Pas de miracle, pas de génétique hors norme. Juste du travail, une capacité à répéter, à sentir, à adapter.
Vivre contre le bruit
Le plus frappant chez Ian Elliott, c’est sa manière de ne pas chercher à exister pour les autres. Pas de compte Instagram, pas de sponsor. Pas même de posture. « Je n’ai jamais pensé que l’escalade, c’était pour prouver quelque chose aux autres. Je grimpe pour moi ». Pas par défi, mais par cohérence. Parce que l’escalade, à cet âge, n’est plus un sport : c’est un cadre. Un moyen de structurer la semaine, de garder un corps disponible, de maintenir une attention. « Parfois je me réveille avec des douleurs. Mais une fois que je suis sur le rocher, je ne pense plus à ça. Je pense juste au mouvement suivant ». C’est une ascèse, au sens propre. Ni spectaculaire ni contemplative. Une manière d’habiter un corps vieillissant sans se résigner à l’abandon ni tomber dans le sur-compensatoire.

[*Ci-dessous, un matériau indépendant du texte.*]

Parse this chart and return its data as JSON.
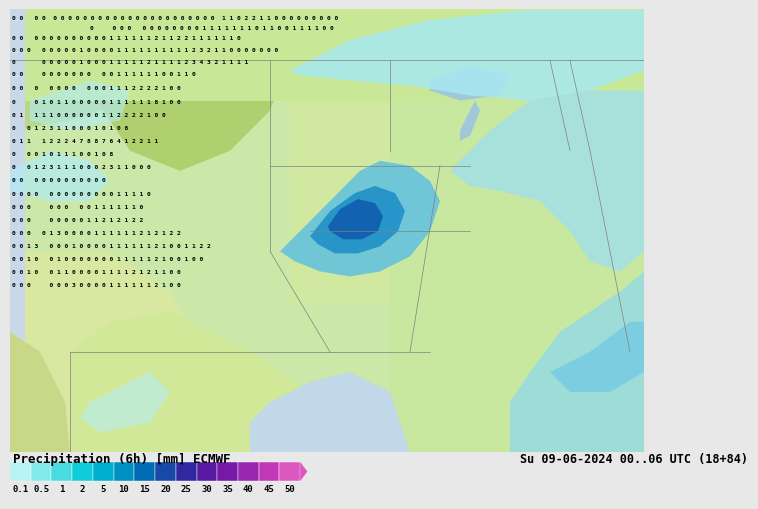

« Tu ne sais pas combien de temps tu peux encore grimper à ce niveau… jusqu’à ce que tu ne puisses plus »
Dans un monde saturé d’accélération, de jeunes grimpeurs en 9a+ à 15 ans, de records de vitesse brandis comme accomplissements absolus, Elliott représente une dissonance. Il ne refuse pas la modernité. Il grimpe sur des points, sur des lignes dures. Mais il le fait à sa manière : lentement, régulièrement, méthodiquement. IAN capte cette dissonance avec finesse. Le film évite les effets. Il observe, il accompagne. Il montre une forme de rapport au rocher qui ne cherche pas à dominer, mais à s’accorder. Et ce faisant, il déplace le centre de gravité de ce qu’on appelle « la performance ».
« Tu ne sais pas combien de temps tu peux encore grimper à ce niveau… jusqu’à ce que tu ne puisses plus. Et si tu continues à grimper, à t’entraîner… combien de temps tu peux encore y arriver ? » La phrase est lancée sans pathos. Elle suspend le film sur une ouverture, pas une conclusion. IAN c’est un moment de lucidité. Un rappel que ce qui compte, ce n’est pas d’aller plus haut. C’est d’être encore là.